その時の俺は理由は何であれ、それでもいいとも思っていた。とりあえず、由加に何かを起こしてもらいたかった。
それだけ、アリスと男女を意識するような話はまだ避けたいと……何故だかそう思っていた。
「……うぇっくしゃぁいぁああっっっ!!」
そして、本当に何かをやった由加―――というか、くしゃみをしただけだが……。
ただのくしゃみではなく、これまで見た中でも最大級と言えるくしゃみをぶっこきやがった由加は、唾の飛沫を盛大に出しながら、背後へと飛んでいた。
「うっ……冷っ……!? ……ぉおおいっ、貴様っ!! 汚いだろうっ! ふざけるなっ!!」
「うぇぇ……俺も……目に入ったぞ……」
当然、まだ、寝転がったままの俺達は為す術がなく由加飛沫の餌食となる……。
「あぁ……なんか取れん……視界が安定しねぇ……」
やっぱ……アリスと真剣に会話することと、由加に飛沫を飛ばされること……天秤に掛けたら、アリスと話すほうがマシだったのかもしれない……。
なんて、考えながら右目を拭っていると、目の前を何かが一瞬通り過ぎたような気がした。
「えっ……」
ボヤケた視界でによる見間違い。
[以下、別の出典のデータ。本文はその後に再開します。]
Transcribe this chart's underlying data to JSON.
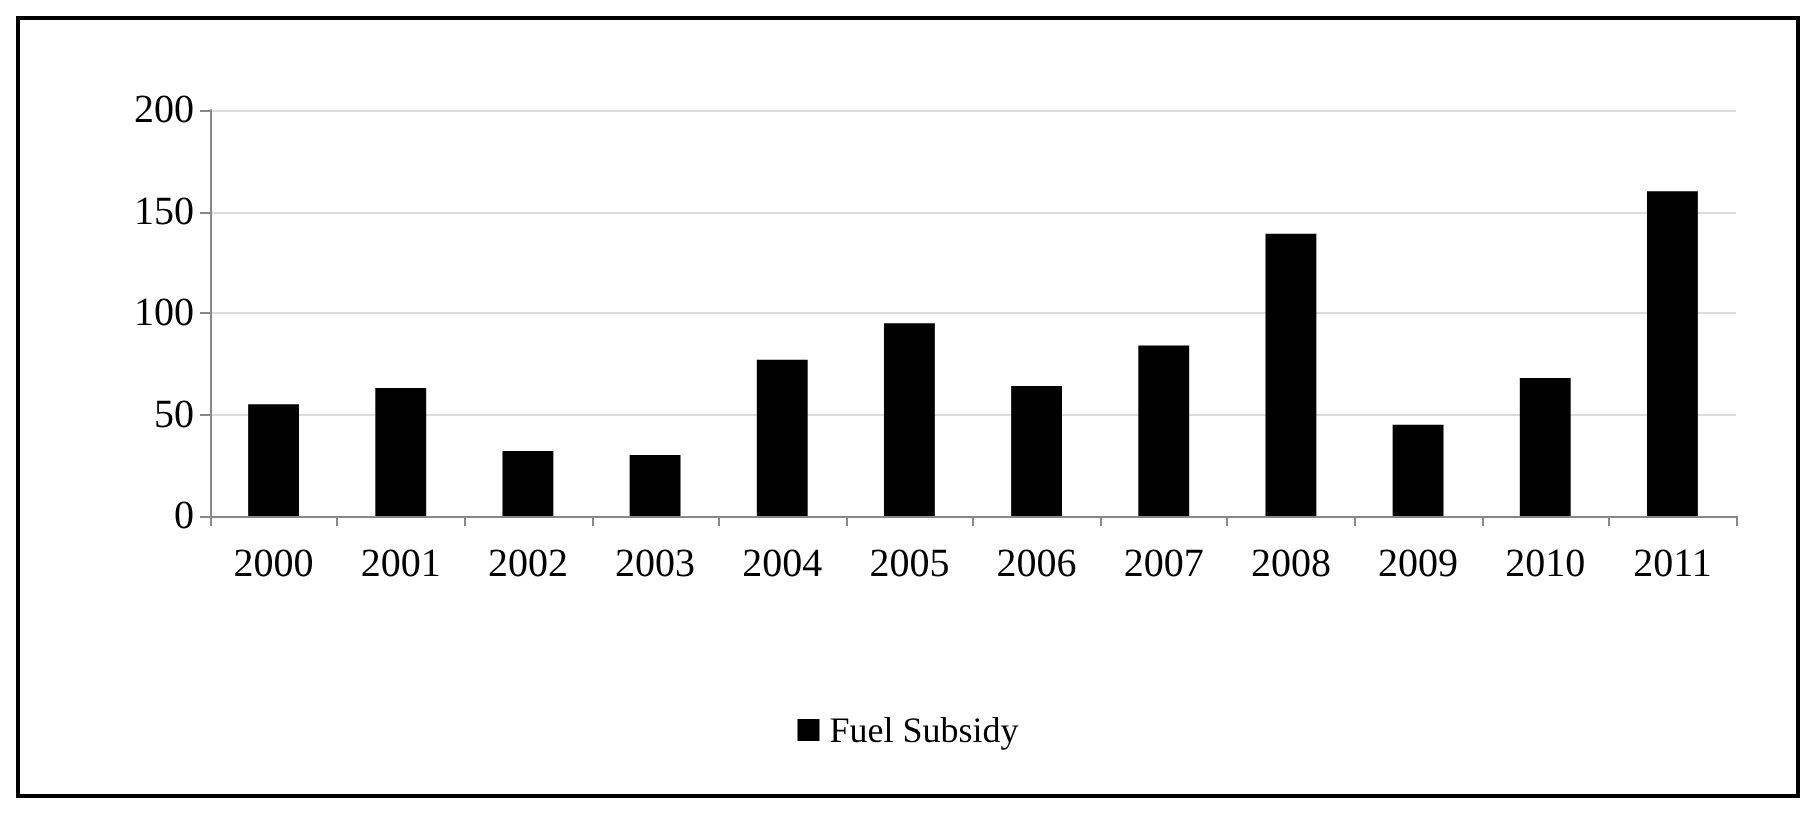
{
  "chart_data": {
    "type": "bar",
    "categories": [
      "2000",
      "2001",
      "2002",
      "2003",
      "2004",
      "2005",
      "2006",
      "2007",
      "2008",
      "2009",
      "2010",
      "2011"
    ],
    "series": [
      {
        "name": "Fuel Subsidy",
        "color": "#000000",
        "values": [
          55,
          63,
          32,
          30,
          77,
          95,
          64,
          84,
          139,
          45,
          68,
          160
        ]
      }
    ],
    "ylim": [
      0,
      200
    ],
    "yticks": [
      0,
      50,
      100,
      150,
      200
    ],
    "grid": "y",
    "legend": "bottom"
  }
}
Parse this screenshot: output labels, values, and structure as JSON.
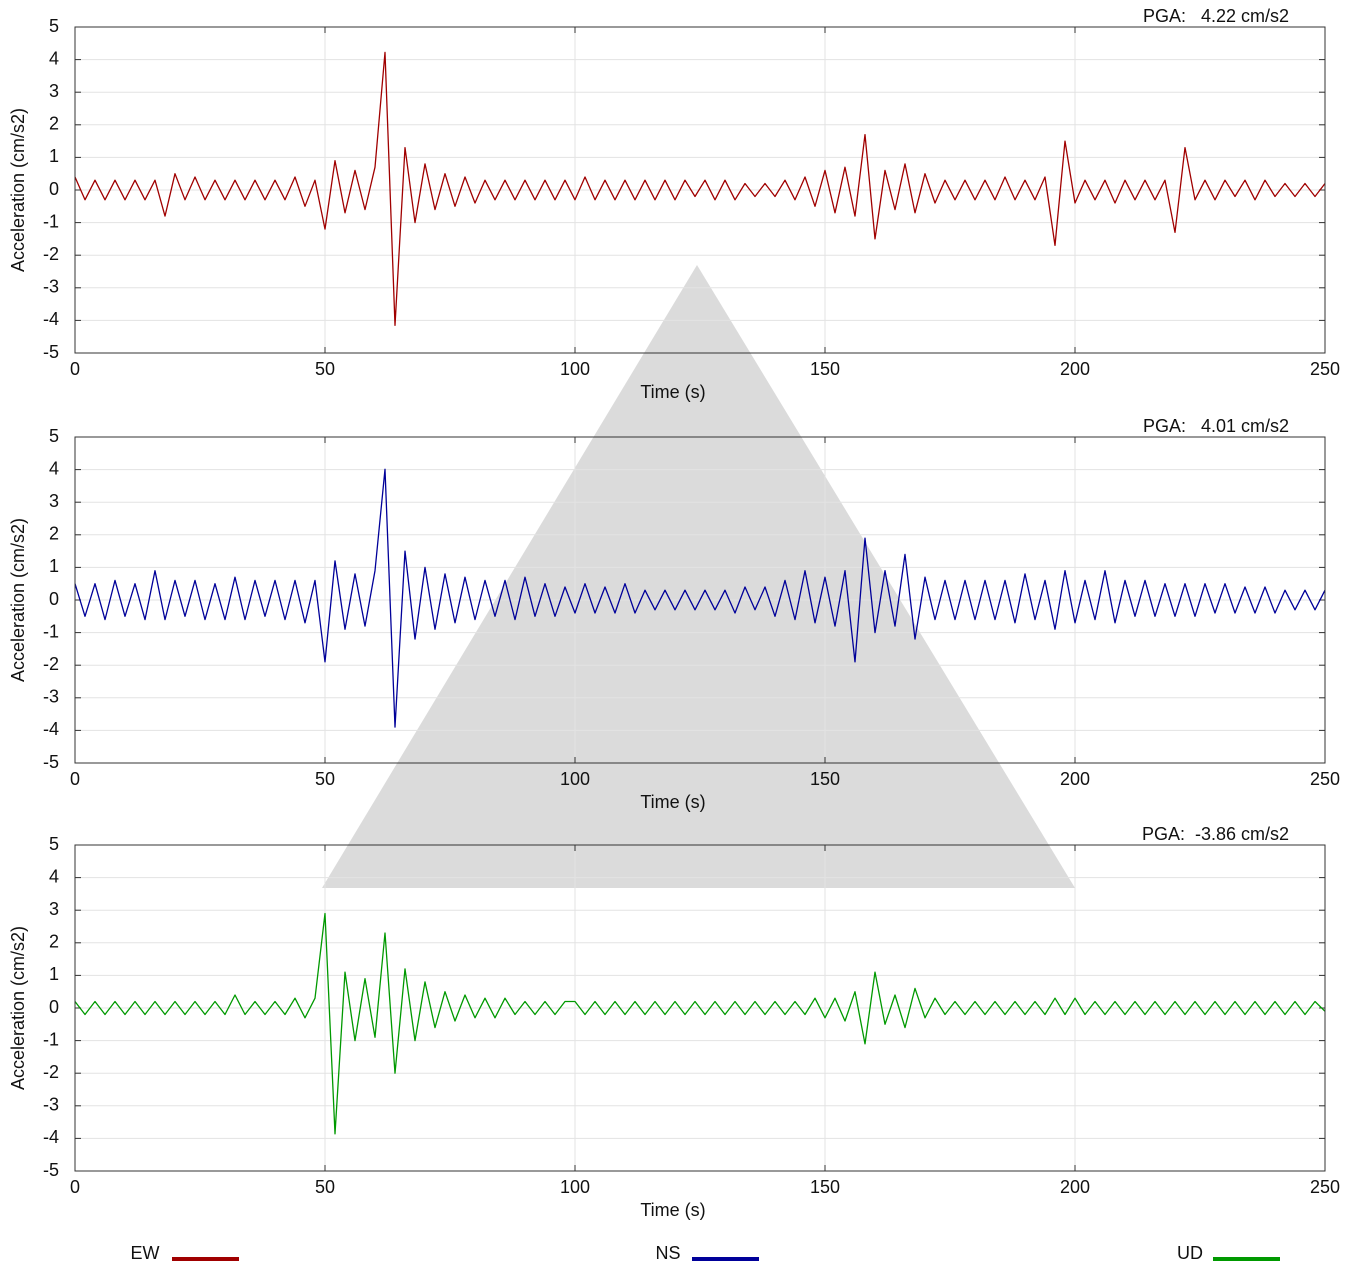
{
  "chart_data": [
    {
      "type": "line",
      "annotation": "PGA:   4.22 cm/s2",
      "xlabel": "Time (s)",
      "ylabel": "Acceleration (cm/s2)",
      "x": [
        0,
        2,
        4,
        6,
        8,
        10,
        12,
        14,
        16,
        18,
        20,
        22,
        24,
        26,
        28,
        30,
        32,
        34,
        36,
        38,
        40,
        42,
        44,
        46,
        48,
        50,
        52,
        54,
        56,
        58,
        60,
        62,
        64,
        66,
        68,
        70,
        72,
        74,
        76,
        78,
        80,
        82,
        84,
        86,
        88,
        90,
        92,
        94,
        96,
        98,
        100,
        102,
        104,
        106,
        108,
        110,
        112,
        114,
        116,
        118,
        120,
        122,
        124,
        126,
        128,
        130,
        132,
        134,
        136,
        138,
        140,
        142,
        144,
        146,
        148,
        150,
        152,
        154,
        156,
        158,
        160,
        162,
        164,
        166,
        168,
        170,
        172,
        174,
        176,
        178,
        180,
        182,
        184,
        186,
        188,
        190,
        192,
        194,
        196,
        198,
        200,
        202,
        204,
        206,
        208,
        210,
        212,
        214,
        216,
        218,
        220,
        222,
        224,
        226,
        228,
        230,
        232,
        234,
        236,
        238,
        240,
        242,
        244,
        246,
        248,
        250
      ],
      "series": [
        {
          "name": "EW",
          "color": "#a00000",
          "values": [
            0.4,
            -0.3,
            0.3,
            -0.3,
            0.3,
            -0.3,
            0.3,
            -0.3,
            0.3,
            -0.8,
            0.5,
            -0.3,
            0.4,
            -0.3,
            0.3,
            -0.3,
            0.3,
            -0.3,
            0.3,
            -0.3,
            0.3,
            -0.3,
            0.4,
            -0.5,
            0.3,
            -1.2,
            0.9,
            -0.7,
            0.6,
            -0.6,
            0.7,
            4.22,
            -4.15,
            1.3,
            -1.0,
            0.8,
            -0.6,
            0.5,
            -0.5,
            0.4,
            -0.4,
            0.3,
            -0.3,
            0.3,
            -0.3,
            0.3,
            -0.3,
            0.3,
            -0.3,
            0.3,
            -0.3,
            0.4,
            -0.3,
            0.3,
            -0.3,
            0.3,
            -0.3,
            0.3,
            -0.3,
            0.3,
            -0.3,
            0.3,
            -0.2,
            0.3,
            -0.3,
            0.3,
            -0.3,
            0.2,
            -0.2,
            0.2,
            -0.2,
            0.3,
            -0.3,
            0.4,
            -0.5,
            0.6,
            -0.7,
            0.7,
            -0.8,
            1.7,
            -1.5,
            0.6,
            -0.6,
            0.8,
            -0.7,
            0.5,
            -0.4,
            0.3,
            -0.3,
            0.3,
            -0.3,
            0.3,
            -0.3,
            0.4,
            -0.3,
            0.3,
            -0.3,
            0.4,
            -1.7,
            1.5,
            -0.4,
            0.3,
            -0.3,
            0.3,
            -0.4,
            0.3,
            -0.3,
            0.3,
            -0.3,
            0.3,
            -1.3,
            1.3,
            -0.3,
            0.3,
            -0.3,
            0.3,
            -0.2,
            0.3,
            -0.3,
            0.3,
            -0.2,
            0.2,
            -0.2,
            0.2,
            -0.2,
            0.2
          ]
        }
      ],
      "xlim": [
        0,
        250
      ],
      "ylim": [
        -5,
        5
      ],
      "xticks": [
        0,
        50,
        100,
        150,
        200,
        250
      ],
      "yticks": [
        -5,
        -4,
        -3,
        -2,
        -1,
        0,
        1,
        2,
        3,
        4,
        5
      ],
      "grid": true
    },
    {
      "type": "line",
      "annotation": "PGA:   4.01 cm/s2",
      "xlabel": "Time (s)",
      "ylabel": "Acceleration (cm/s2)",
      "x": [
        0,
        2,
        4,
        6,
        8,
        10,
        12,
        14,
        16,
        18,
        20,
        22,
        24,
        26,
        28,
        30,
        32,
        34,
        36,
        38,
        40,
        42,
        44,
        46,
        48,
        50,
        52,
        54,
        56,
        58,
        60,
        62,
        64,
        66,
        68,
        70,
        72,
        74,
        76,
        78,
        80,
        82,
        84,
        86,
        88,
        90,
        92,
        94,
        96,
        98,
        100,
        102,
        104,
        106,
        108,
        110,
        112,
        114,
        116,
        118,
        120,
        122,
        124,
        126,
        128,
        130,
        132,
        134,
        136,
        138,
        140,
        142,
        144,
        146,
        148,
        150,
        152,
        154,
        156,
        158,
        160,
        162,
        164,
        166,
        168,
        170,
        172,
        174,
        176,
        178,
        180,
        182,
        184,
        186,
        188,
        190,
        192,
        194,
        196,
        198,
        200,
        202,
        204,
        206,
        208,
        210,
        212,
        214,
        216,
        218,
        220,
        222,
        224,
        226,
        228,
        230,
        232,
        234,
        236,
        238,
        240,
        242,
        244,
        246,
        248,
        250
      ],
      "series": [
        {
          "name": "NS",
          "color": "#000099",
          "values": [
            0.5,
            -0.5,
            0.5,
            -0.6,
            0.6,
            -0.5,
            0.5,
            -0.6,
            0.9,
            -0.6,
            0.6,
            -0.5,
            0.6,
            -0.6,
            0.5,
            -0.6,
            0.7,
            -0.6,
            0.6,
            -0.5,
            0.6,
            -0.6,
            0.6,
            -0.7,
            0.6,
            -1.9,
            1.2,
            -0.9,
            0.8,
            -0.8,
            0.9,
            4.01,
            -3.9,
            1.5,
            -1.2,
            1.0,
            -0.9,
            0.8,
            -0.7,
            0.7,
            -0.6,
            0.6,
            -0.5,
            0.6,
            -0.6,
            0.7,
            -0.5,
            0.5,
            -0.5,
            0.4,
            -0.4,
            0.5,
            -0.4,
            0.4,
            -0.4,
            0.5,
            -0.4,
            0.3,
            -0.3,
            0.3,
            -0.3,
            0.3,
            -0.3,
            0.3,
            -0.3,
            0.3,
            -0.4,
            0.4,
            -0.3,
            0.4,
            -0.5,
            0.6,
            -0.6,
            0.9,
            -0.7,
            0.7,
            -0.8,
            0.9,
            -1.9,
            1.9,
            -1.0,
            0.9,
            -0.8,
            1.4,
            -1.2,
            0.7,
            -0.6,
            0.6,
            -0.6,
            0.6,
            -0.6,
            0.6,
            -0.6,
            0.6,
            -0.7,
            0.8,
            -0.6,
            0.6,
            -0.9,
            0.9,
            -0.7,
            0.6,
            -0.6,
            0.9,
            -0.7,
            0.6,
            -0.5,
            0.6,
            -0.5,
            0.5,
            -0.5,
            0.5,
            -0.5,
            0.5,
            -0.4,
            0.5,
            -0.4,
            0.4,
            -0.4,
            0.4,
            -0.4,
            0.3,
            -0.3,
            0.3,
            -0.3,
            0.3
          ]
        }
      ],
      "xlim": [
        0,
        250
      ],
      "ylim": [
        -5,
        5
      ],
      "xticks": [
        0,
        50,
        100,
        150,
        200,
        250
      ],
      "yticks": [
        -5,
        -4,
        -3,
        -2,
        -1,
        0,
        1,
        2,
        3,
        4,
        5
      ],
      "grid": true
    },
    {
      "type": "line",
      "annotation": "PGA:  -3.86 cm/s2",
      "xlabel": "Time (s)",
      "ylabel": "Acceleration (cm/s2)",
      "x": [
        0,
        2,
        4,
        6,
        8,
        10,
        12,
        14,
        16,
        18,
        20,
        22,
        24,
        26,
        28,
        30,
        32,
        34,
        36,
        38,
        40,
        42,
        44,
        46,
        48,
        50,
        52,
        54,
        56,
        58,
        60,
        62,
        64,
        66,
        68,
        70,
        72,
        74,
        76,
        78,
        80,
        82,
        84,
        86,
        88,
        90,
        92,
        94,
        96,
        98,
        100,
        102,
        104,
        106,
        108,
        110,
        112,
        114,
        116,
        118,
        120,
        122,
        124,
        126,
        128,
        130,
        132,
        134,
        136,
        138,
        140,
        142,
        144,
        146,
        148,
        150,
        152,
        154,
        156,
        158,
        160,
        162,
        164,
        166,
        168,
        170,
        172,
        174,
        176,
        178,
        180,
        182,
        184,
        186,
        188,
        190,
        192,
        194,
        196,
        198,
        200,
        202,
        204,
        206,
        208,
        210,
        212,
        214,
        216,
        218,
        220,
        222,
        224,
        226,
        228,
        230,
        232,
        234,
        236,
        238,
        240,
        242,
        244,
        246,
        248,
        250
      ],
      "series": [
        {
          "name": "UD",
          "color": "#009900",
          "values": [
            0.2,
            -0.2,
            0.2,
            -0.2,
            0.2,
            -0.2,
            0.2,
            -0.2,
            0.2,
            -0.2,
            0.2,
            -0.2,
            0.2,
            -0.2,
            0.2,
            -0.2,
            0.4,
            -0.2,
            0.2,
            -0.2,
            0.2,
            -0.2,
            0.3,
            -0.3,
            0.3,
            2.9,
            -3.86,
            1.1,
            -1.0,
            0.9,
            -0.9,
            2.3,
            -2.0,
            1.2,
            -1.0,
            0.8,
            -0.6,
            0.5,
            -0.4,
            0.4,
            -0.3,
            0.3,
            -0.3,
            0.3,
            -0.2,
            0.2,
            -0.2,
            0.2,
            -0.2,
            0.2,
            0.2,
            -0.2,
            0.2,
            -0.2,
            0.2,
            -0.2,
            0.2,
            -0.2,
            0.2,
            -0.2,
            0.2,
            -0.2,
            0.2,
            -0.2,
            0.2,
            -0.2,
            0.2,
            -0.2,
            0.2,
            -0.2,
            0.2,
            -0.2,
            0.2,
            -0.2,
            0.3,
            -0.3,
            0.3,
            -0.4,
            0.5,
            -1.1,
            1.1,
            -0.5,
            0.4,
            -0.6,
            0.6,
            -0.3,
            0.3,
            -0.2,
            0.2,
            -0.2,
            0.2,
            -0.2,
            0.2,
            -0.2,
            0.2,
            -0.2,
            0.2,
            -0.2,
            0.3,
            -0.2,
            0.3,
            -0.2,
            0.2,
            -0.2,
            0.2,
            -0.2,
            0.2,
            -0.2,
            0.2,
            -0.2,
            0.2,
            -0.2,
            0.2,
            -0.2,
            0.2,
            -0.2,
            0.2,
            -0.2,
            0.2,
            -0.2,
            0.2,
            -0.2,
            0.2,
            -0.2,
            0.2,
            -0.1
          ]
        }
      ],
      "xlim": [
        0,
        250
      ],
      "ylim": [
        -5,
        5
      ],
      "xticks": [
        0,
        50,
        100,
        150,
        200,
        250
      ],
      "yticks": [
        -5,
        -4,
        -3,
        -2,
        -1,
        0,
        1,
        2,
        3,
        4,
        5
      ],
      "grid": true
    }
  ]
}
そう思った瞬間だ。
「うぅ……ぉぉおっ……なんだっ、これっ……」
「くぅ……ぅ……」
目の前で砂埃が濛々と巻き上がり、視界から由加が消え、俺とアリスは砂埃に取り込まれてしまう。
「…………」
顔を腕で覆い、砂埃が治まるのを待つ間。俺は……いや、俺の身体に若干乗っかって寝転んだまま同じ様に顔を覆って耐えているアリスも、そして、自分のくしゃみで後ろへとぶっ飛び尻もち付いて耐えてるんだろう由加も……。
この場に居る全員が不安と共に思ったに違いない。
そう。試合はまだ終わってなかったと。